Oh, here's the best part that I haven't mentioned yet: These components? They WORKED two weeks ago. They were fine. Perfectly functional. Adding themselves to GameObjects like good little components should.

But then I decided to be "professional" and "clean up my code." I went on a purge of things I "didn't need" and "leftover code" that was "cluttering the project."

Turns out when you delete "unnecessary" using statements and "redundant" field declarations, they're not actually unnecessary or redundant. Who knew?

I am literally the bane of my own existence. I broke my own working code while trying to make it "cleaner." It's like vacuuming your house and accidentally sucking up your car keys, your wallet, and your will to live.

Past me: "I'll just remove these extra using statements, they're not doing anything!" Present me: "THEY WERE DOING EVERYTHING YOU ABSOLUTE WALNUT."

Tomorrow's Plan

Actually implementing the farming system.
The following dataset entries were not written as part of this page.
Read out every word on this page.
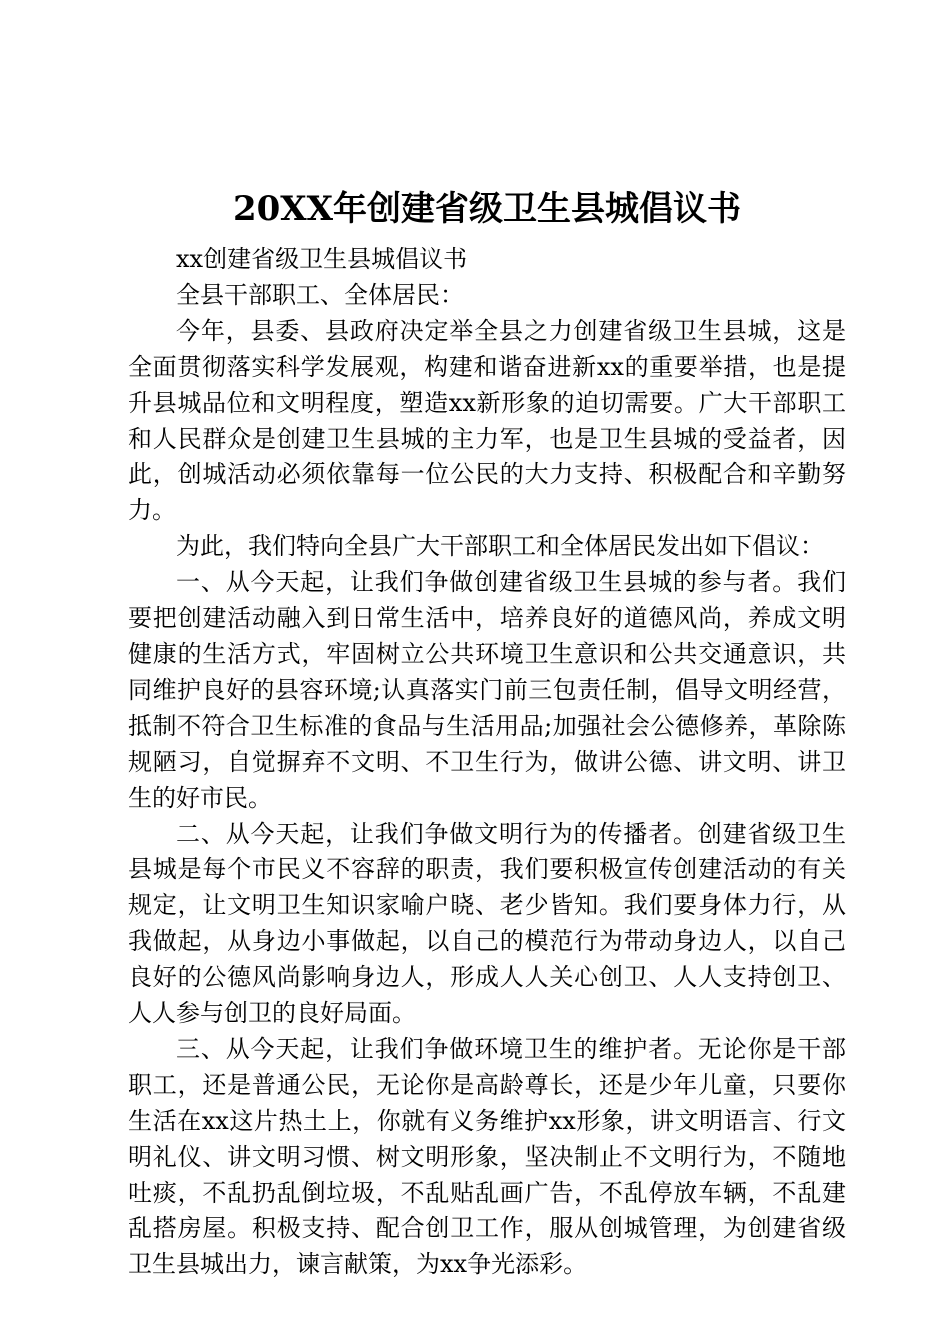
20XX年创建省级卫生县城倡议书

xx创建省级卫生县城倡议书

全县干部职工、全体居民：

今年，县委、县政府决定举全县之力创建省级卫生县城，这是全面贯彻落实科学发展观，构建和谐奋进新xx的重要举措，也是提升县城品位和文明程度，塑造xx新形象的迫切需要。广大干部职工和人民群众是创建卫生县城的主力军，也是卫生县城的受益者，因此，创城活动必须依靠每一位公民的大力支持、积极配合和辛勤努力。

为此，我们特向全县广大干部职工和全体居民发出如下倡议：

一、从今天起，让我们争做创建省级卫生县城的参与者。我们要把创建活动融入到日常生活中，培养良好的道德风尚，养成文明健康的生活方式，牢固树立公共环境卫生意识和公共交通意识，共同维护良好的县容环境;认真落实门前三包责任制，倡导文明经营，抵制不符合卫生标准的食品与生活用品;加强社会公德修养，革除陈规陋习，自觉摒弃不文明、不卫生行为，做讲公德、讲文明、讲卫生的好市民。

二、从今天起，让我们争做文明行为的传播者。创建省级卫生县城是每个市民义不容辞的职责，我们要积极宣传创建活动的有关规定，让文明卫生知识家喻户晓、老少皆知。我们要身体力行，从我做起，从身边小事做起，以自己的模范行为带动身边人，以自己良好的公德风尚影响身边人，形成人人关心创卫、人人支持创卫、人人参与创卫的良好局面。

三、从今天起，让我们争做环境卫生的维护者。无论你是干部职工，还是普通公民，无论你是高龄尊长，还是少年儿童，只要你生活在xx这片热土上，你就有义务维护xx形象，讲文明语言、行文明礼仪、讲文明习惯、树文明形象，坚决制止不文明行为，不随地吐痰，不乱扔乱倒垃圾，不乱贴乱画广告，不乱停放车辆，不乱建乱搭房屋。积极支持、配合创卫工作，服从创城管理，为创建省级卫生县城出力，谏言献策，为xx争光添彩。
You know, the thing I was supposed to do today before I decided to speedrun every possible wrong solution first.

But hey, at least now you know what NOT to do:

  • DON'T restart Unity before checking the console
  • DON'T assume components are missing when it's probably compilation errors
  • DON'T forget to import System.Linq
  • DON'T use the same variable name twice in nested scopes
  • DON'T reference variables that don't exist
  • DON'T trust Unity to guess what you mean
  • DON'T upgrade to Unity 6 without tissues nearby
  • DON'T "clean up" working code at 2 AM
  • DON'T delete "unnecessary" imports without checking what they do
  • DON'T be your own worst enemy (too late for me)

You're welcome.

P.S. - If your component isn't showing up, check the console. And if it was working two weeks ago before you decided to "improve" things? Check what you deleted. It's probably important. Trust me, I'm an expert at breaking my own code.